Sempre realizzazioni di Giacomo Ceconi furono le linee ferroviarie da Zagabria a Székesfèhervàr, a Unterdrauburg e a Villacco; alcuni collegamenti ferrati in Baviera e in Boemia, tra cui le ferrovie da Kreuzstatten a Mislitz e da Grussbach a Znjmo; oltre che le stazioni dell’Austro Ungheria di Vipiteno, Colle Isarco, Brennero, Gries, Fiume, di San Pietro al Carso di Pontafel, (inglobata dopo la Grande Guerra a Pontebba) e di Tarvisio. Più tardi, nel 1870, spostando alcuni suoi cantieri in Italia, realizzò la linea tra Pontebba e Tarvisio, allora vivaci cittadine di frontiera divise dal Regno sabaudo e il Regno asburgico. Quest’ultima ferrovia, che collegava Udine a Tarvisio, era allora un’infrastruttura di notevole livello ingegneristico, oltre che paesaggistico, dotata di arditi viadotti e lunghe gallerie.
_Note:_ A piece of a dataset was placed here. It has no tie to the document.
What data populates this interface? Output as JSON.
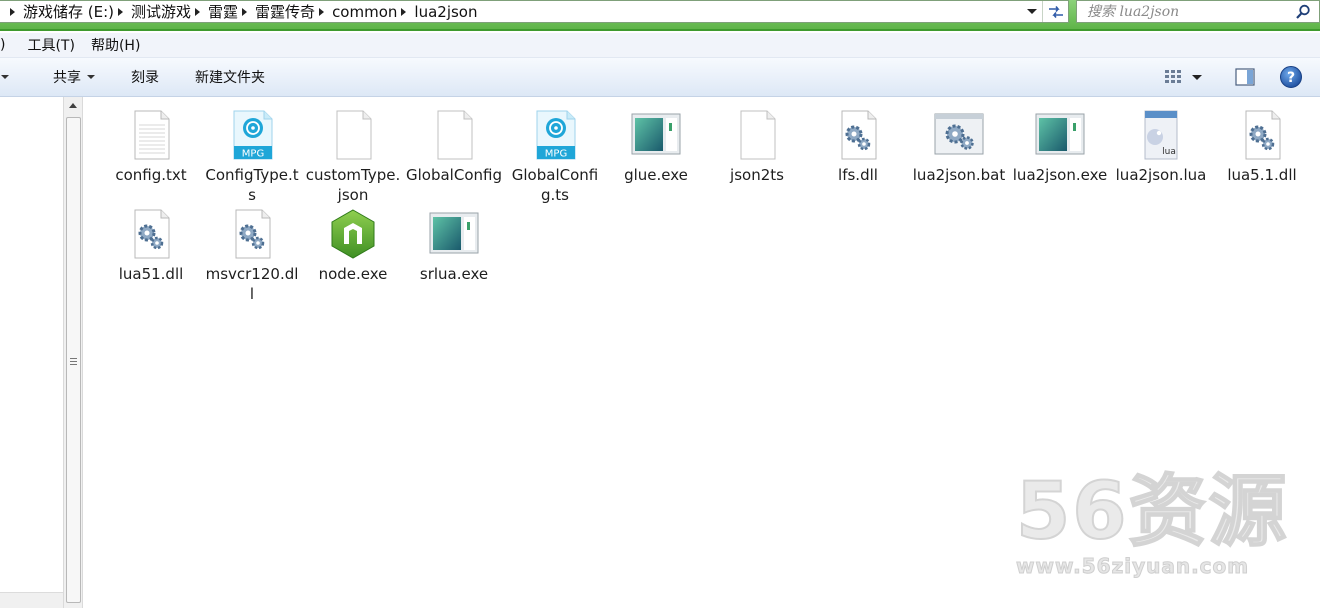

Ma le imprese ferroviarie più importanti furono il traforo dell’Arlberg, una galleria di 10.200 metri fra la Svizzera e l’Austria, e la galleria del Woichen, sulla linea Transalpina e lunga 6.327 m. A proposito dell’Arlberg, il 23 dicembre 1880 ebbe luogo la discussione delle offerte: migliori offerenti rimasero le imprese Giacomo Ceconi per la parte orientale e i fratelli Lapp per il tratto occidentale. Secondo il capitolato speciale d’appalto il termine conclusivo per la fine dei lavori era previsto il 15 agosto 1885, la penale per ogni giorno di ritardo era di 800 fiorini. Dal giornale dei lavori si legge che il 25 giugno 1881 furono ultimati i primi mille metri del traforo; il 19 novembre 1883, il Ministro del Commercio accese la miccia che squarciò l’ultimo diaframma di galleria e il 14 maggio 1884 venne murata l’ultima pietra del tunnel. Cosicché dopo le operazioni di collaudo, il 3 settembre 1884, fu inaugurata ufficialmente la tratta Landeck-Bludenz. Ruolino da record che testimonia la fine dei lavori anticipata di un anno.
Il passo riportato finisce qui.